REPONSE DE René LOUAIL, chef de file d’EELV pour les élections régionales
dimanche 29 novembre 2015, par Admin

Monsieur le Président,

Vous nous avez fait part, dans un courriel en date du 19 novembre 2015, du souhait du votre collectif de nous interroger sur la position de notre liste « Une Autre Voie pour la Bretagne » sur l’aménagement du territoire et le mieux-être de leurs habitants, en particulier sur les îles.

Concernant la loi Littoral, les compétences de la Région sur les questions d’aménagement du territoire et de suivi de SCOT ne permettront pas comme vous le savez au Conseil régional de modifier la loi Littoral.

Cependant, comme vous le suggérez, la Région peut avoir un rôle d’animateur, coordinateur et de médiateur sur cet enjeu régional.

Nous estimons qu’il sera nécessaire de réunir les services de l’État, la Région, les élus insulaires et la société civile pour envisager des réponses satisfaisantes à la vie locale et à l’année des îliens bretons, et que les îles puissent envisager un développement équilibré permettant de maintenir les activités et services essentiels à la vie quotidienne sur les îles.

La question des activités primaires (pêche et agriculture) retient en particulier notre attention.

Le maintien des sièges d’exploitation et l’accès au foncier pour ceux qui veulent reprendre ou s’installer en agriculture est rendu difficile (pour ne pas dire impossible...) par la loi Littoral et la tentation spéculative des propriétaires fonciers.
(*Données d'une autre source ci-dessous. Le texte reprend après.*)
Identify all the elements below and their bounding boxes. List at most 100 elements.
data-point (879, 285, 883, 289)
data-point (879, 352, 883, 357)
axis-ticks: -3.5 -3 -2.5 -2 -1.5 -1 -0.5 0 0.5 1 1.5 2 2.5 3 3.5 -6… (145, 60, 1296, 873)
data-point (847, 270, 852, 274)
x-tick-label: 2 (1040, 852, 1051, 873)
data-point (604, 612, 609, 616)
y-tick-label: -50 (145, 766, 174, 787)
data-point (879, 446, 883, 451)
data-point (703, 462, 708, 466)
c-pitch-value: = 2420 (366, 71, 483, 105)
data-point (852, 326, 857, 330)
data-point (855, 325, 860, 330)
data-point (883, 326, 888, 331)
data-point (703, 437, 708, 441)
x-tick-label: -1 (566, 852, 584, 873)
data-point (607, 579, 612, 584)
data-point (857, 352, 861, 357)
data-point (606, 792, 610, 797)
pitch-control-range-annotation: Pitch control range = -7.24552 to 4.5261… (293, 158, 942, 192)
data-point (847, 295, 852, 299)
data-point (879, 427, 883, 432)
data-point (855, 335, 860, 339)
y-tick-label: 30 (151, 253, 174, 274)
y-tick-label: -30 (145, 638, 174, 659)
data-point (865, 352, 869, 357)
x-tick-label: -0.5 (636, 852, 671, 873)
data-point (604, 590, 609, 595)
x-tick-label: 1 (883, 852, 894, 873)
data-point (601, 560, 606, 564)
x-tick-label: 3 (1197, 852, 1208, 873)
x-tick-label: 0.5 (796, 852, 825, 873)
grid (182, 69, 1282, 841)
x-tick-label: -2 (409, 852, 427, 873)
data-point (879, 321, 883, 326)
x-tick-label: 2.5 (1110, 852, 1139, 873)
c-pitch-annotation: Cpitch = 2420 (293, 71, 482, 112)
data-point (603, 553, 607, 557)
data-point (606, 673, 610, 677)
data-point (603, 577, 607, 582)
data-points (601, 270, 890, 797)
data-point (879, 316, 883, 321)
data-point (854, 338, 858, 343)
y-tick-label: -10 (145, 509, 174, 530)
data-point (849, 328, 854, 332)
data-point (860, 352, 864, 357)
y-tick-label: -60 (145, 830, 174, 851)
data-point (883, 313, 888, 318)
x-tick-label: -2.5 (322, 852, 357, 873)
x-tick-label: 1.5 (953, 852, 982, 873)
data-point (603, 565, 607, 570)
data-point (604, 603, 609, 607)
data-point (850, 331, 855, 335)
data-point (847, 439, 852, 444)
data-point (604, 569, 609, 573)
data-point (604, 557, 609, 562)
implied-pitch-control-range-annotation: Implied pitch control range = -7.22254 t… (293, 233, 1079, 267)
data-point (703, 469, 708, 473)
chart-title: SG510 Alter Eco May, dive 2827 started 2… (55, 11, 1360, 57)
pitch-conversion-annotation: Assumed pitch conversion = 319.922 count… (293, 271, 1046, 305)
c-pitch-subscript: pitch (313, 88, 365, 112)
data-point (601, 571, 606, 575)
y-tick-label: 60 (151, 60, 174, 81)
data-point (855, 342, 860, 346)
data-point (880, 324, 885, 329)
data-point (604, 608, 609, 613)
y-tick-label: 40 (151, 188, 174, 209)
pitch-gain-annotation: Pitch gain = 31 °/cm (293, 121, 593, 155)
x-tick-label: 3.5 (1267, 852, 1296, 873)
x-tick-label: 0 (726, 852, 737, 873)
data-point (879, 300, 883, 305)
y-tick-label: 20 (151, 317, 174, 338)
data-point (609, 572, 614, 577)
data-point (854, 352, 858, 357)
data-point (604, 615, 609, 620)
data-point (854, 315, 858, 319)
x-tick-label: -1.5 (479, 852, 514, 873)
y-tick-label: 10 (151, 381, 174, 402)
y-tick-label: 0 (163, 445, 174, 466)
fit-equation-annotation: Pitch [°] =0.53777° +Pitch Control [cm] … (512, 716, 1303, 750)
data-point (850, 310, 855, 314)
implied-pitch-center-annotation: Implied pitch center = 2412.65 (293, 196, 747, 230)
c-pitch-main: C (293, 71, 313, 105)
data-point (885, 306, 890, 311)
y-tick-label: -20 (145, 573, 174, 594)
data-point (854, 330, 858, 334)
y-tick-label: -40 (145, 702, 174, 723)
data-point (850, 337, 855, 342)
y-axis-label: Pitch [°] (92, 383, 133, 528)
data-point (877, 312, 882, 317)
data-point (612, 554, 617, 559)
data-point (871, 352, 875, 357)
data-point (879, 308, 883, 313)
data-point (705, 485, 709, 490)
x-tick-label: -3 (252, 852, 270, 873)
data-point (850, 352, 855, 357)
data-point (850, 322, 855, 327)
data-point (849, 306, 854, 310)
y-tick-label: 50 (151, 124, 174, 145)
Des solutions innovantes doivent pouvoir être trouvées.

Nous sommes prêts à demander la possibilité d’expérimenter des solutions d’urbanisme cohérentes pour le maintien et le développement des activités considérées comme essentielles (activités primaires, services publics, services de santé, commerces de proximité, ...).

Quelques exemples bretons permettent de croire qu’il est possible de trouver des solutions pertinentes : la commune de Locmariaquer, par exemple, a, par la volonté farouche de son maire, permis de racheter des hectares de terres agricoles en friche, de construire un bâtiment agricole pour installer un agriculteur bio, de racheter des biens immobiliers en centre-bourg pour maintenir des commerces et services de santé et aussi créer des logements sociaux aux étages des mêmes bâtiments.

Nous prenons la mesure et l’importance vitale que les besoins essentiels d’une île soient satisfaits et qu’à l’heure actuelle, les îles courent un grand danger, de ne devenir que des zones de loisirs pour continentaux désirant trouver un "petit espace de respiration".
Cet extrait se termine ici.